Subject: Re: nfsd on i386 current hangs in vnlock
To: None <current-users@netbsd.org>
From: Aaron J. Grier <agrier@poofygoof.com>
List: current-users
Date: 12/15/2005 14:22:09
On Thu, Dec 15, 2005 at 08:43:28AM -0800, Bill Studenmund wrote:
> On Thu, Dec 15, 2005 at 12:29:15PM +0000, Bruce O'Neel wrote:
> > I played some more last night after I came home, and, once again,
> > all nfsd processes were in vnlock again.  From the log messages it
> > seemed that everything had been frozen for over 2 hrs.
> 
> Hmmm.... Sounds like something else may be wrong.
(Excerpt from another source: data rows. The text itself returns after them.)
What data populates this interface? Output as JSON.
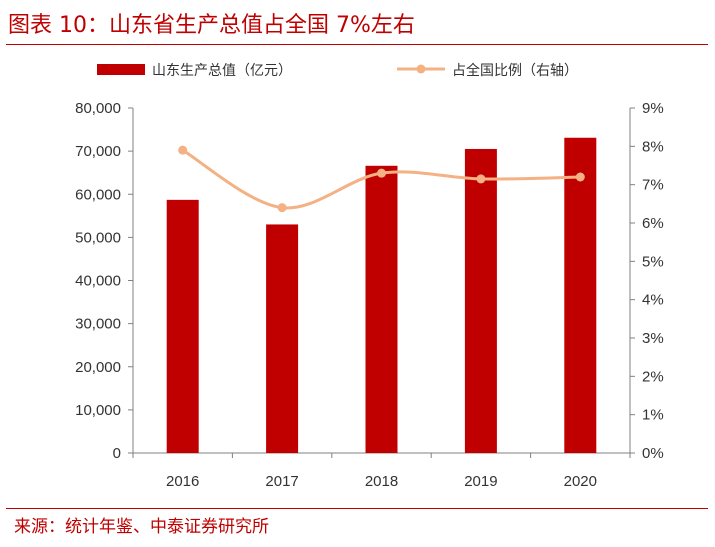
{
  "header": {
    "title": "图表 10：山东省生产总值占全国 7%左右"
  },
  "footer": {
    "source": "来源：统计年鉴、中泰证券研究所"
  },
  "colors": {
    "bar": "#c00000",
    "line": "#f4b183",
    "axis": "#808080",
    "accent": "#c00000"
  },
  "chart_data": {
    "type": "bar",
    "categories": [
      "2016",
      "2017",
      "2018",
      "2019",
      "2020"
    ],
    "series": [
      {
        "name": "山东生产总值（亿元）",
        "type": "bar",
        "axis": "left",
        "values": [
          58700,
          53000,
          66600,
          70500,
          73100
        ]
      },
      {
        "name": "占全国比例（右轴）",
        "type": "line",
        "axis": "right",
        "values": [
          7.9,
          6.4,
          7.3,
          7.15,
          7.2
        ]
      }
    ],
    "y_left": {
      "lim": [
        0,
        80000
      ],
      "ticks": [
        "0",
        "10,000",
        "20,000",
        "30,000",
        "40,000",
        "50,000",
        "60,000",
        "70,000",
        "80,000"
      ]
    },
    "y_right": {
      "lim": [
        0,
        9
      ],
      "ticks": [
        "0%",
        "1%",
        "2%",
        "3%",
        "4%",
        "5%",
        "6%",
        "7%",
        "8%",
        "9%"
      ]
    },
    "grid": false,
    "legend": "top"
  }
}
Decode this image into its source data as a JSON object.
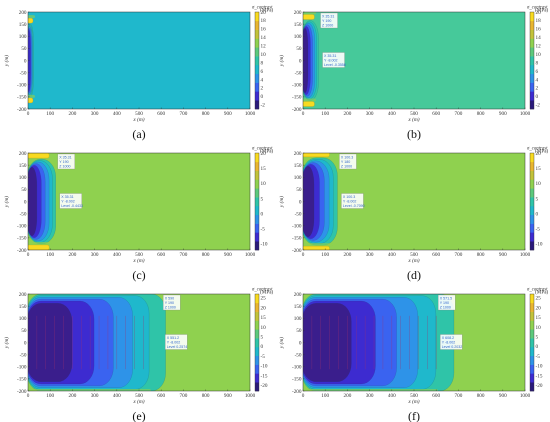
{
  "chart_data": [
    {
      "type": "heatmap",
      "label": "(a)",
      "xlabel": "x (m)",
      "ylabel": "y (m)",
      "xticks": [
        0,
        100,
        200,
        300,
        400,
        500,
        600,
        700,
        800,
        900,
        1000
      ],
      "yticks": [
        -200,
        -150,
        -100,
        -50,
        0,
        50,
        100,
        150,
        200
      ],
      "xlim": [
        0,
        1000
      ],
      "ylim": [
        -200,
        200
      ],
      "colorbar": {
        "title": "σ_contrast",
        "unit": "(MPa)",
        "ticks": [
          20,
          18,
          16,
          14,
          12,
          10,
          8,
          6,
          4,
          2,
          0,
          -2
        ],
        "range": [
          -3,
          20
        ]
      },
      "background_color": "#1fb8cc",
      "zone": {
        "xmax": 25,
        "ymax": 150,
        "core_color": "#3d2bd0"
      },
      "datatip": null
    },
    {
      "type": "heatmap",
      "label": "(b)",
      "xlabel": "x (m)",
      "ylabel": "y (m)",
      "xticks": [
        0,
        100,
        200,
        300,
        400,
        500,
        600,
        700,
        800,
        900,
        1000
      ],
      "yticks": [
        -200,
        -150,
        -100,
        -50,
        0,
        50,
        100,
        150,
        200
      ],
      "xlim": [
        0,
        1000
      ],
      "ylim": [
        -200,
        200
      ],
      "colorbar": {
        "title": "σ_contrast",
        "unit": "(MPa)",
        "ticks": [
          20,
          18,
          16,
          14,
          12,
          10,
          8,
          6,
          4,
          2,
          0,
          -2
        ],
        "range": [
          -3,
          20
        ]
      },
      "background_color": "#46c99a",
      "zone": {
        "xmax": 70,
        "ymax": 165,
        "core_color": "#3a1e8c"
      },
      "datatip": {
        "X": "X 35.31",
        "Y": "Y 190",
        "Z": "Z 1000",
        "X2": "X 35.31",
        "Y2": "Y -8.002",
        "level": "Level -0.3558"
      }
    },
    {
      "type": "heatmap",
      "label": "(c)",
      "xlabel": "x (m)",
      "ylabel": "y (m)",
      "xticks": [
        0,
        100,
        200,
        300,
        400,
        500,
        600,
        700,
        800,
        900,
        1000
      ],
      "yticks": [
        -200,
        -150,
        -100,
        -50,
        0,
        50,
        100,
        150,
        200
      ],
      "xlim": [
        0,
        1000
      ],
      "ylim": [
        -200,
        200
      ],
      "colorbar": {
        "title": "σ_contrast",
        "unit": "(MPa)",
        "ticks": [
          20,
          15,
          10,
          5,
          0,
          -5,
          -10
        ],
        "range": [
          -12,
          20
        ]
      },
      "background_color": "#8fd14f",
      "zone": {
        "xmax": 125,
        "ymax": 175,
        "core_color": "#3a1e8c"
      },
      "datatip": {
        "X": "X 35.31",
        "Y": "Y 190",
        "Z": "Z 1000",
        "X2": "X 35.31",
        "Y2": "Y -8.002",
        "level": "Level -0.4433"
      }
    },
    {
      "type": "heatmap",
      "label": "(d)",
      "xlabel": "x (m)",
      "ylabel": "y (m)",
      "xticks": [
        0,
        100,
        200,
        300,
        400,
        500,
        600,
        700,
        800,
        900,
        1000
      ],
      "yticks": [
        -200,
        -150,
        -100,
        -50,
        0,
        50,
        100,
        150,
        200
      ],
      "xlim": [
        0,
        1000
      ],
      "ylim": [
        -200,
        200
      ],
      "colorbar": {
        "title": "σ_contrast",
        "unit": "(MPa)",
        "ticks": [
          20,
          15,
          10,
          5,
          0,
          -5,
          -10
        ],
        "range": [
          -12,
          20
        ]
      },
      "background_color": "#8fd14f",
      "zone": {
        "xmax": 155,
        "ymax": 180,
        "core_color": "#3a1e8c"
      },
      "datatip": {
        "X": "X 100.3",
        "Y": "Y 180",
        "Z": "Z 1000",
        "X2": "X 100.3",
        "Y2": "Y -8.002",
        "level": "Level -0.7090"
      }
    },
    {
      "type": "heatmap",
      "label": "(e)",
      "xlabel": "x (m)",
      "ylabel": "y (m)",
      "xticks": [
        0,
        100,
        200,
        300,
        400,
        500,
        600,
        700,
        800,
        900,
        1000
      ],
      "yticks": [
        -200,
        -150,
        -100,
        -50,
        0,
        50,
        100,
        150,
        200
      ],
      "xlim": [
        0,
        1000
      ],
      "ylim": [
        -200,
        200
      ],
      "colorbar": {
        "title": "σ_contrast",
        "unit": "(MPa)",
        "ticks": [
          25,
          20,
          15,
          10,
          5,
          0,
          -5,
          -10,
          -15,
          -20
        ],
        "range": [
          -23,
          27
        ]
      },
      "background_color": "#8fd14f",
      "zone": {
        "xmax": 620,
        "ymax": 200,
        "core_color": "#3a1e8c"
      },
      "datatip": {
        "X": "X 590",
        "Y": "Y 190",
        "Z": "Z 1000",
        "X2": "X 551.2",
        "Y2": "Y -8.002",
        "level": "Level 0.2574"
      }
    },
    {
      "type": "heatmap",
      "label": "(f)",
      "xlabel": "x (m)",
      "ylabel": "y (m)",
      "xticks": [
        0,
        100,
        200,
        300,
        400,
        500,
        600,
        700,
        800,
        900,
        1000
      ],
      "yticks": [
        -200,
        -150,
        -100,
        -50,
        0,
        50,
        100,
        150,
        200
      ],
      "xlim": [
        0,
        1000
      ],
      "ylim": [
        -200,
        200
      ],
      "colorbar": {
        "title": "σ_contrast",
        "unit": "(MPa)",
        "ticks": [
          25,
          20,
          15,
          10,
          5,
          0,
          -5,
          -10,
          -15,
          -20
        ],
        "range": [
          -23,
          27
        ]
      },
      "background_color": "#8fd14f",
      "zone": {
        "xmax": 680,
        "ymax": 200,
        "core_color": "#3a1e8c"
      },
      "datatip": {
        "X": "X 571.5",
        "Y": "Y 190",
        "Z": "Z 1000",
        "X2": "X 608.2",
        "Y2": "Y -8.002",
        "level": "Level 0.2032"
      }
    }
  ]
}
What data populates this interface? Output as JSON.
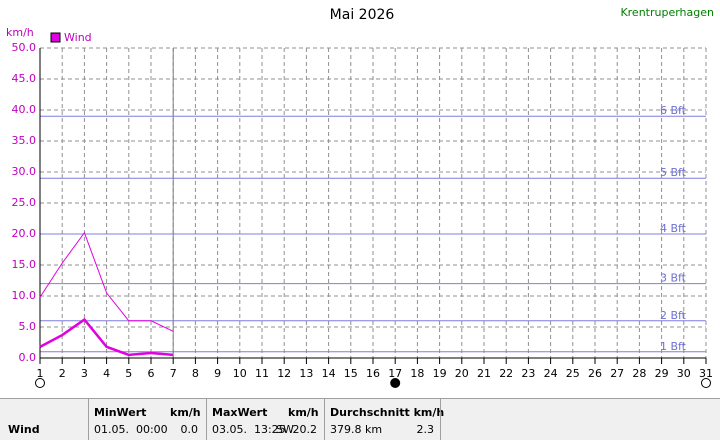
{
  "chart_data": {
    "type": "line",
    "title": "Mai 2026",
    "station": "Krentruperhagen",
    "ylabel": "km/h",
    "x": [
      1,
      2,
      3,
      4,
      5,
      6,
      7
    ],
    "series": [
      {
        "name": "Wind",
        "color": "#e000e0",
        "values": [
          1.8,
          3.7,
          6.2,
          1.8,
          0.5,
          0.8,
          0.5
        ]
      },
      {
        "color": "#e000e0",
        "values": [
          9.8,
          15.3,
          20.2,
          10.5,
          6.0,
          6.0,
          4.3
        ]
      }
    ],
    "xlim": [
      1,
      31
    ],
    "xticks": [
      1,
      2,
      3,
      4,
      5,
      6,
      7,
      8,
      9,
      10,
      11,
      12,
      13,
      14,
      15,
      16,
      17,
      18,
      19,
      20,
      21,
      22,
      23,
      24,
      25,
      26,
      27,
      28,
      29,
      30,
      31
    ],
    "ylim": [
      0,
      50
    ],
    "yticks": [
      {
        "value": 0,
        "label": "0.0"
      },
      {
        "value": 5,
        "label": "5.0"
      },
      {
        "value": 10,
        "label": "10.0"
      },
      {
        "value": 15,
        "label": "15.0"
      },
      {
        "value": 20,
        "label": "20.0"
      },
      {
        "value": 25,
        "label": "25.0"
      },
      {
        "value": 30,
        "label": "30.0"
      },
      {
        "value": 35,
        "label": "35.0"
      },
      {
        "value": 40,
        "label": "40.0"
      },
      {
        "value": 45,
        "label": "45.0"
      },
      {
        "value": 50,
        "label": "50.0"
      }
    ],
    "grid": true,
    "beaufort": [
      {
        "value": 1,
        "label": "1 Bft"
      },
      {
        "value": 6,
        "label": "2 Bft"
      },
      {
        "value": 12,
        "label": "3 Bft"
      },
      {
        "value": 20,
        "label": "4 Bft"
      },
      {
        "value": 29,
        "label": "5 Bft"
      },
      {
        "value": 39,
        "label": "6 Bft"
      }
    ],
    "today_x": 7,
    "moons": [
      {
        "x": 1,
        "filled": false
      },
      {
        "x": 17,
        "filled": true
      },
      {
        "x": 31,
        "filled": false
      }
    ]
  },
  "summary": {
    "label": "Wind",
    "min": {
      "header": "MinWert",
      "unit": "km/h",
      "time": "01.05.  00:00",
      "value": "0.0"
    },
    "max": {
      "header": "MaxWert",
      "unit": "km/h",
      "time": "03.05.  13:25",
      "dir": "SW",
      "value": "20.2"
    },
    "avg": {
      "header": "Durchschnitt km/h",
      "distance": "379.8 km",
      "value": "2.3"
    }
  }
}
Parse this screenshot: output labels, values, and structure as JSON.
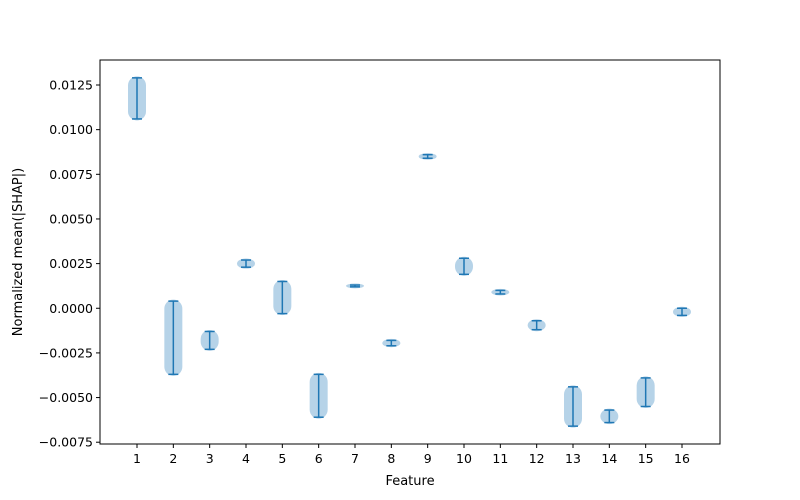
{
  "chart_data": {
    "type": "violin",
    "title": "",
    "xlabel": "Feature",
    "ylabel": "Normalized mean(|SHAP|)",
    "ylim": [
      -0.0076,
      0.0139
    ],
    "y_ticks": [
      -0.0075,
      -0.005,
      -0.0025,
      0.0,
      0.0025,
      0.005,
      0.0075,
      0.01,
      0.0125
    ],
    "y_tick_labels": [
      "−0.0075",
      "−0.0050",
      "−0.0025",
      "0.0000",
      "0.0025",
      "0.0050",
      "0.0075",
      "0.0100",
      "0.0125"
    ],
    "categories": [
      "1",
      "2",
      "3",
      "4",
      "5",
      "6",
      "7",
      "8",
      "9",
      "10",
      "11",
      "12",
      "13",
      "14",
      "15",
      "16"
    ],
    "min": [
      0.0106,
      -0.0037,
      -0.0023,
      0.0023,
      -0.0003,
      -0.0061,
      0.0012,
      -0.0021,
      0.0084,
      0.0019,
      0.0008,
      -0.0012,
      -0.0066,
      -0.0064,
      -0.0055,
      -0.0004
    ],
    "max": [
      0.0129,
      0.0004,
      -0.0013,
      0.0027,
      0.0015,
      -0.0037,
      0.0013,
      -0.0018,
      0.0086,
      0.0028,
      0.001,
      -0.0007,
      -0.0044,
      -0.0057,
      -0.0039,
      0.0
    ],
    "grid": false,
    "face_color": "#b6d3e8",
    "line_color": "#1f77b4"
  }
}
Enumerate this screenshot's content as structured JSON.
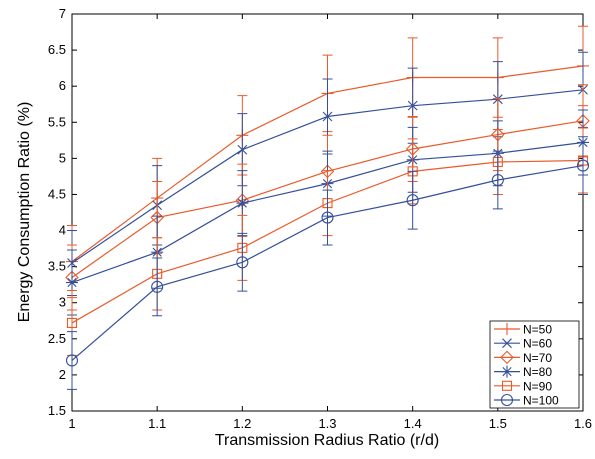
{
  "chart_data": {
    "type": "line",
    "xlabel": "Transmission Radius Ratio (r/d)",
    "ylabel": "Energy Consumption Ratio (%)",
    "xlim": [
      1,
      1.6
    ],
    "ylim": [
      1.5,
      7
    ],
    "x": [
      1,
      1.1,
      1.2,
      1.3,
      1.4,
      1.5,
      1.6
    ],
    "xticks": [
      "1",
      "1.1",
      "1.2",
      "1.3",
      "1.4",
      "1.5",
      "1.6"
    ],
    "yticks": [
      "1.5",
      "2",
      "2.5",
      "3",
      "3.5",
      "4",
      "4.5",
      "5",
      "5.5",
      "6",
      "6.5",
      "7"
    ],
    "grid": false,
    "legend_position": "bottom-right",
    "series": [
      {
        "name": "N=50",
        "color": "#ea5a2a",
        "marker": "plus",
        "values": [
          3.57,
          4.45,
          5.32,
          5.9,
          6.12,
          6.12,
          6.28
        ],
        "errors": [
          0.5,
          0.55,
          0.55,
          0.53,
          0.55,
          0.55,
          0.55
        ]
      },
      {
        "name": "N=60",
        "color": "#35509a",
        "marker": "x",
        "values": [
          3.55,
          4.35,
          5.12,
          5.58,
          5.73,
          5.82,
          5.95
        ],
        "errors": [
          0.45,
          0.55,
          0.5,
          0.52,
          0.52,
          0.52,
          0.52
        ]
      },
      {
        "name": "N=70",
        "color": "#ea5a2a",
        "marker": "diamond",
        "values": [
          3.35,
          4.18,
          4.42,
          4.82,
          5.13,
          5.33,
          5.52
        ],
        "errors": [
          0.45,
          0.5,
          0.5,
          0.5,
          0.45,
          0.5,
          0.5
        ]
      },
      {
        "name": "N=80",
        "color": "#35509a",
        "marker": "star",
        "values": [
          3.28,
          3.7,
          4.38,
          4.65,
          4.98,
          5.07,
          5.22
        ],
        "errors": [
          0.45,
          0.5,
          0.45,
          0.45,
          0.45,
          0.45,
          0.45
        ]
      },
      {
        "name": "N=90",
        "color": "#ea5a2a",
        "marker": "square",
        "values": [
          2.72,
          3.4,
          3.76,
          4.38,
          4.82,
          4.95,
          4.97
        ],
        "errors": [
          0.45,
          0.5,
          0.45,
          0.45,
          0.45,
          0.45,
          0.45
        ]
      },
      {
        "name": "N=100",
        "color": "#35509a",
        "marker": "circle",
        "values": [
          2.2,
          3.22,
          3.56,
          4.18,
          4.42,
          4.7,
          4.9
        ],
        "errors": [
          0.4,
          0.4,
          0.4,
          0.38,
          0.4,
          0.4,
          0.4
        ]
      }
    ]
  }
}
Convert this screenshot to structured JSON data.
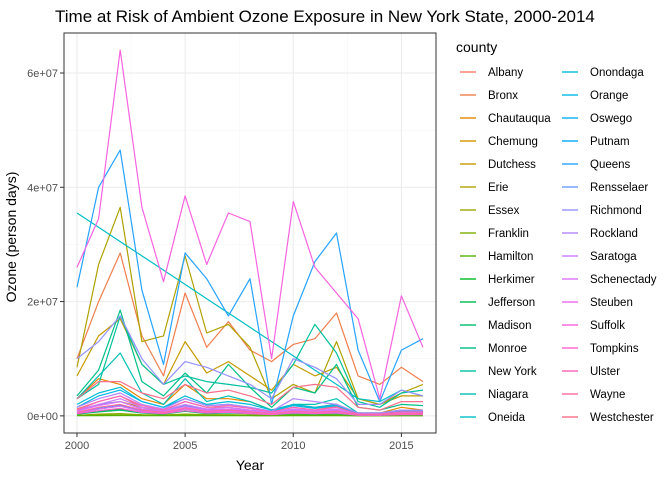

Any hardware issue 

I've seen similar behavior in the 2-0 branch with 2.0.1.  2.0.2_STABLE
seems much better in that respect.  I still suspect something rotten
with NFS triggered by packet loss and retransmits.  dropping the NFS
size down to 4k from 32k and using UDP instead of TCP seemed to help my
situation:

alpha:/usr/home on /amd/alpha/usr/home type nfs (writes: sync 0 async 0,
[nfs: addr=10.0.0.28, port=2049, addrlen=16, sotype=2, proto=17,
fhsize=0, flags=0x8256<wsize,rsize,retrans,intr,nfsv3,resvport>,
wsize=4096, rsize=4096, readdirsize=4096, timeo=300, retrans=100,
maxgrouplist=16, readahead=2, leaseterm=30, deadthresh=9])

I think TCP vs UDP simply pushes the retransmit mechanism from one side
of the network stack to the other, but doesn't fix the apparent livelock
which occurs when the client loses track of the server far enough to
generate the "not responding" messages.  it's as if the client
completely gives up trying to contact the server after a certain point,
and thus the mount just hangs.

http://mail-index.netbsd.org/netbsd-users/2005/04/25/0002.html

I've meant to try and replicate this with a kgdb-enabled client under
controlled circumstances (a crappy 10mbit half duplex hub would be
sufficient) but haven't had the time...

-- 
  Aaron J. Grier | "Not your ordinary poofy goof." | agrier@poofygoof.com
              "silly brewer, saaz are for pils!"  --  virt